- Decision ends 25-year campaign for non-Orthodox worship site
- Government plans to renovate site at Jerusalem's Western Wall
Israel’s cabinet approved the creation of a permanent space for non-Orthodox prayer at Jerusalem’s Western Wall, under pressure from American Jewry and liberal Jewish denominations that have long chafed at Orthodox control of the holy site.
The space near the main prayer plaza abutting the wall will allow for practices frowned upon by Orthodox Israeli rabbinate, such as women and men praying together without a partition. Women will also be allowed to lead services and read from the Jewish holy book known as the Torah, according to the decision approved by the cabinet.
The campaign for pluralistic worship has been going on for 25 years, led by a group known as Women of the Wall. The Masorti Movement, known abroad as the Conservative movement, said the cabinet’s decision is an “historic moment” that “brings us measurably closer to the simple, basic fact that there is more than one way to be Jewish.”
Prime Minister Benjamin Netanyahu said ahead of the vote that the proposal was “fair and creative.” The ultra-Orthodox minister of religious services, David Azoulay, has to sign off on the decision, which he opposes. He said in an interview with Israel Radio that he would consult with religious sages from his Shas party before deciding how to proceed.
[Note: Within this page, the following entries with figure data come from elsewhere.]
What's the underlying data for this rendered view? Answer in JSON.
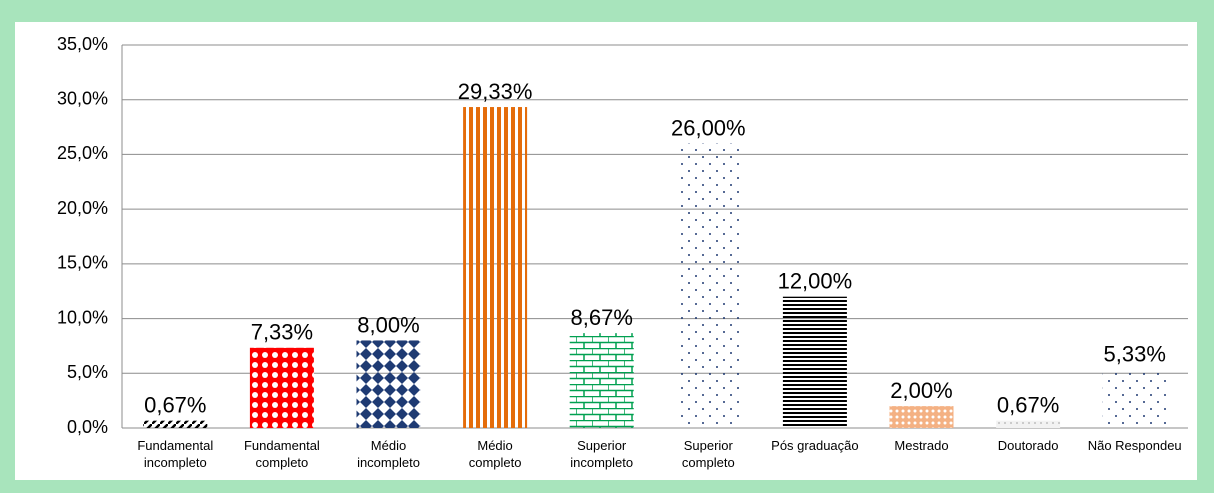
{
  "chart_data": {
    "type": "bar",
    "categories": [
      "Fundamental\nincompleto",
      "Fundamental\ncompleto",
      "Médio\nincompleto",
      "Médio\ncompleto",
      "Superior\nincompleto",
      "Superior\ncompleto",
      "Pós graduação",
      "Mestrado",
      "Doutorado",
      "Não Respondeu"
    ],
    "values": [
      0.67,
      7.33,
      8.0,
      29.33,
      8.67,
      26.0,
      12.0,
      2.0,
      0.67,
      5.33
    ],
    "value_labels": [
      "0,67%",
      "7,33%",
      "8,00%",
      "29,33%",
      "8,67%",
      "26,00%",
      "12,00%",
      "2,00%",
      "0,67%",
      "5,33%"
    ],
    "colors": [
      "#000000",
      "#ff0000",
      "#1f3b73",
      "#e46c0a",
      "#00a050",
      "#1f3b73",
      "#000000",
      "#f4b183",
      "#bfbfbf",
      "#1f3b73"
    ],
    "ylim": [
      0,
      35
    ],
    "yticks": [
      {
        "value": 0,
        "label": "0,0%"
      },
      {
        "value": 5,
        "label": "5,0%"
      },
      {
        "value": 10,
        "label": "10,0%"
      },
      {
        "value": 15,
        "label": "15,0%"
      },
      {
        "value": 20,
        "label": "20,0%"
      },
      {
        "value": 25,
        "label": "25,0%"
      },
      {
        "value": 30,
        "label": "30,0%"
      },
      {
        "value": 35,
        "label": "35,0%"
      }
    ],
    "grid": true
  }
}
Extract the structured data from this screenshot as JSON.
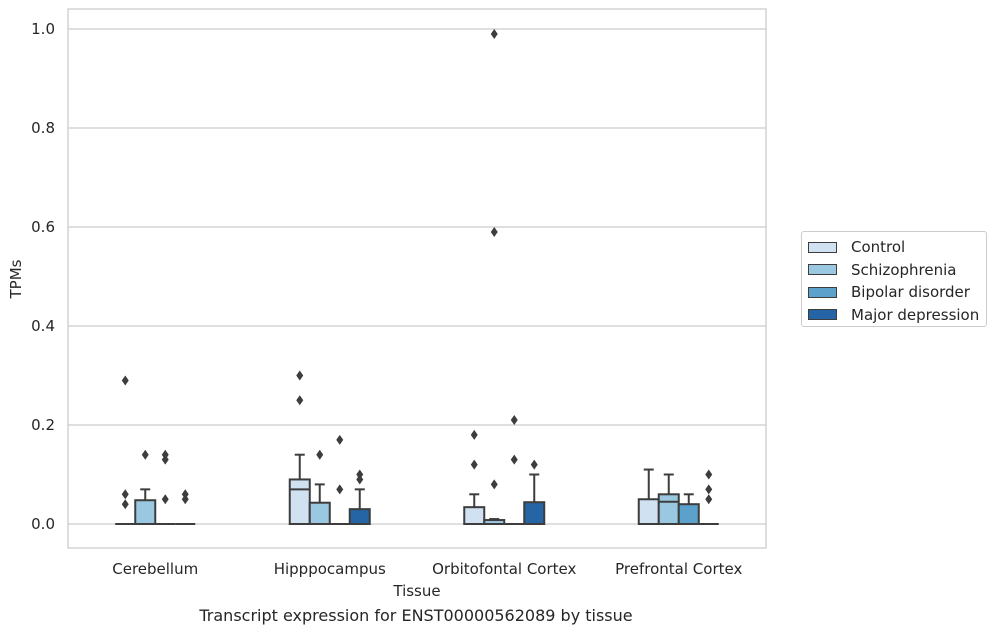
{
  "caption": "Transcript expression for ENST00000562089 by tissue",
  "chart_data": {
    "type": "box",
    "xlabel": "Tissue",
    "ylabel": "TPMs",
    "ylim": [
      -0.048,
      1.04
    ],
    "yticks": [
      "0.0",
      "0.2",
      "0.4",
      "0.6",
      "0.8",
      "1.0"
    ],
    "grid": "horizontal",
    "legend_position": "right",
    "categories": [
      "Cerebellum",
      "Hipppocampus",
      "Orbitofontal Cortex",
      "Prefrontal Cortex"
    ],
    "series": [
      {
        "name": "Control",
        "color": "#d0e1f2",
        "boxes": [
          {
            "q1": 0,
            "median": 0,
            "q3": 0,
            "whislo": 0,
            "whishi": 0,
            "fliers": [
              0.29,
              0.06,
              0.04
            ]
          },
          {
            "q1": 0,
            "median": 0.07,
            "q3": 0.09,
            "whislo": 0,
            "whishi": 0.14,
            "fliers": [
              0.3,
              0.25
            ]
          },
          {
            "q1": 0,
            "median": 0,
            "q3": 0.034,
            "whislo": 0,
            "whishi": 0.06,
            "fliers": [
              0.18,
              0.12
            ]
          },
          {
            "q1": 0,
            "median": 0,
            "q3": 0.05,
            "whislo": 0,
            "whishi": 0.11,
            "fliers": []
          }
        ]
      },
      {
        "name": "Schizophrenia",
        "color": "#9ac8e0",
        "boxes": [
          {
            "q1": 0,
            "median": 0,
            "q3": 0.048,
            "whislo": 0,
            "whishi": 0.07,
            "fliers": [
              0.14
            ]
          },
          {
            "q1": 0,
            "median": 0,
            "q3": 0.043,
            "whislo": 0,
            "whishi": 0.08,
            "fliers": [
              0.14
            ]
          },
          {
            "q1": 0,
            "median": 0,
            "q3": 0.008,
            "whislo": 0,
            "whishi": 0.01,
            "fliers": [
              0.99,
              0.59,
              0.08
            ]
          },
          {
            "q1": 0,
            "median": 0.045,
            "q3": 0.06,
            "whislo": 0,
            "whishi": 0.1,
            "fliers": []
          }
        ]
      },
      {
        "name": "Bipolar disorder",
        "color": "#5ca0cc",
        "boxes": [
          {
            "q1": 0,
            "median": 0,
            "q3": 0,
            "whislo": 0,
            "whishi": 0,
            "fliers": [
              0.14,
              0.13,
              0.05
            ]
          },
          {
            "q1": 0,
            "median": 0,
            "q3": 0,
            "whislo": 0,
            "whishi": 0,
            "fliers": [
              0.17,
              0.07
            ]
          },
          {
            "q1": 0,
            "median": 0,
            "q3": 0,
            "whislo": 0,
            "whishi": 0,
            "fliers": [
              0.21,
              0.13
            ]
          },
          {
            "q1": 0,
            "median": 0,
            "q3": 0.04,
            "whislo": 0,
            "whishi": 0.06,
            "fliers": []
          }
        ]
      },
      {
        "name": "Major depression",
        "color": "#2565a6",
        "boxes": [
          {
            "q1": 0,
            "median": 0,
            "q3": 0,
            "whislo": 0,
            "whishi": 0,
            "fliers": [
              0.06,
              0.05
            ]
          },
          {
            "q1": 0,
            "median": 0,
            "q3": 0.03,
            "whislo": 0,
            "whishi": 0.07,
            "fliers": [
              0.1,
              0.09
            ]
          },
          {
            "q1": 0,
            "median": 0,
            "q3": 0.044,
            "whislo": 0,
            "whishi": 0.1,
            "fliers": [
              0.12
            ]
          },
          {
            "q1": 0,
            "median": 0,
            "q3": 0,
            "whislo": 0,
            "whishi": 0,
            "fliers": [
              0.1,
              0.07,
              0.05
            ]
          }
        ]
      }
    ]
  }
}
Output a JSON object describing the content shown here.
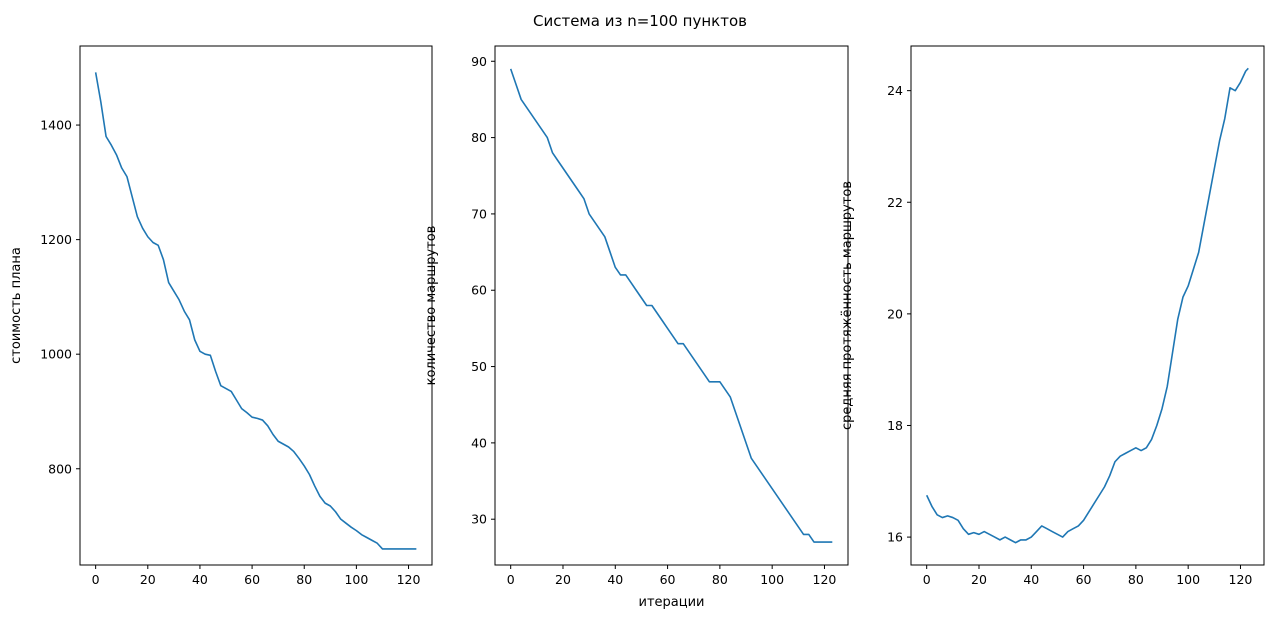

The government is to allot millions of dollars to renovate the pluralistic worship area, where liberal groups have been allowed to pray since 2000. Sunday’s decision puts the site on an equal footing with the existing plaza where Orthodox practices hold sway, and follows growing tensions with U.S. Jews, the largest Jewish population outside Israel, who are mostly affiliated with the Reform and Conservative movements that feel disenfranchised in Israel.
Israeli officials who back greater pluralism see it as a way to shore up weakened support among U.S. Jews at a time when Israel faces increasing international isolation over its policies toward the Palestinians.
Uri Regev, director of Hiddush - Freedom of Religion for Israel Inc., said the achievement was liable to undermine efforts to loosen the Orthodox rabbinate’s lock on other areas of Jewish life, such as marriage, conversion and burial.
“This decision will enable Prime Minister Netanyahu to say he is living up to his promise to the Jewish Federation of North America to enable any Jew to feel at home in Israel,” Regev said. “It will be a used as a fig leaf to cover for real major existential issues of religion and state that are not being addressed.”